Submitted by Hungry_Definition t3_z7w2a3 in askscience
How do scientists know when to stop sequencing DNA when they are seeking to sequence an entire novel genome? How do they know they have the whole sequence?
Submitted by Hungry_Definition t3_z7w2a3 in askscience
How do scientists know when to stop sequencing DNA when they are seeking to sequence an entire novel genome? How do they know they have the whole sequence?
doc_nano t1_iy91y85 wrote
There are many ways one could do sequencing, but most modern sequencing involves chopping a genome into much smaller chunks at random, sequencing all those chunks, and using lots of computer power to see how all those chunks fit together originally ("shotgun" method). Since the chunks start and stop in (basically) random places, you will often find two different chunks that have the same sequence that came from different copies of the genome, and you can use that overlap to figure out how the whole thing fits together.

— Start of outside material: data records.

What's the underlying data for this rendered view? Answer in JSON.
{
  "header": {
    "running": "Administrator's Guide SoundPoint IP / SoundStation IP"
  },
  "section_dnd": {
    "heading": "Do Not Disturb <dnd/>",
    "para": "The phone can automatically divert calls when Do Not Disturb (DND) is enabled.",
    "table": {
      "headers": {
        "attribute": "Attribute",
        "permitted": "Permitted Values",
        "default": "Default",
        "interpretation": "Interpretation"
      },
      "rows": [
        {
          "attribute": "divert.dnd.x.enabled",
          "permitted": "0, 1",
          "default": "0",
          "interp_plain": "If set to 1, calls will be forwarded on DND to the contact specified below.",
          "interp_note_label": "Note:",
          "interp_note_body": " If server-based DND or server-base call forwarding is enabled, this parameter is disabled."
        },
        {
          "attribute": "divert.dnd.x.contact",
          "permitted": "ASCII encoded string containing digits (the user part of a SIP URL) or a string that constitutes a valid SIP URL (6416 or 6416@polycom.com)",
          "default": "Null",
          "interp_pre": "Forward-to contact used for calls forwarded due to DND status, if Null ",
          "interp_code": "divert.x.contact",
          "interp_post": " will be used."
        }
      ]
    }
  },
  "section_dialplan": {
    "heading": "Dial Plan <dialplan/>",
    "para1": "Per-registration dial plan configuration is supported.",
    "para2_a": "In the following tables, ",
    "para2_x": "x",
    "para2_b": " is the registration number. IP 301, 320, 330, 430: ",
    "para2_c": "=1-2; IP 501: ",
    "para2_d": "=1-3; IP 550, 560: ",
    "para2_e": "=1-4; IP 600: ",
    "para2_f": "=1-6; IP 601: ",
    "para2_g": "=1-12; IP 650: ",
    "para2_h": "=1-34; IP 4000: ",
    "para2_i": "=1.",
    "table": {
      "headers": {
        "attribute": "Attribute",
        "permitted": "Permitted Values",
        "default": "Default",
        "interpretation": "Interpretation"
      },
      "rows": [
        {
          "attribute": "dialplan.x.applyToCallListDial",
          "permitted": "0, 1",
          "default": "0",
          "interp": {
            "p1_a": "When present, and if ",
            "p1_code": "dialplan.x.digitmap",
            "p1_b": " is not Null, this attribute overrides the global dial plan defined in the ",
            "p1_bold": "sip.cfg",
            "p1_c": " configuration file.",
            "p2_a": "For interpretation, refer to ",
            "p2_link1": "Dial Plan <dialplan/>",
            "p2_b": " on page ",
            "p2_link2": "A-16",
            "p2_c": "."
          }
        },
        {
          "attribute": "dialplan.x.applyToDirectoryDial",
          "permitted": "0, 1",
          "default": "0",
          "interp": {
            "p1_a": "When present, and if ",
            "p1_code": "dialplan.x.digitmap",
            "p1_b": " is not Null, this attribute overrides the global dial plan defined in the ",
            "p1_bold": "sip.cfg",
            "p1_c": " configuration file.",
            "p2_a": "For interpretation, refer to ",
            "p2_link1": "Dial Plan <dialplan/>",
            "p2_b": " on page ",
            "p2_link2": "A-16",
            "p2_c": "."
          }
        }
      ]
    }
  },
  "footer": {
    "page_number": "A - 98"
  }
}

This works really well for the most information-dense parts of the genome, and you can get a good sense of how complete it is by how frequently the same sequences pop up again and again (something called "depth" in the sequencing field). If most sequences pop up 10 or 20 times and you aren't getting any new sequences, there's a good chance you've sampled all the genome that you're going to see.
A hiccup is that large parts of the human genome and the genomes of many multicellular eukaryotic organisms contain very large, repetitive sequences of DNA. In this situation, you can't break the DNA into smaller chunks and expect to piece it back together, since different fragments of the repetitive sequence will look the same and you can't see how long that stretch really is. This is where you need to use other approaches such as long-read sequencing. However, the same logic applies: when you've sampled most of the genome many times over without uncovering anything new, the statistical probability that you're missing something is quite low.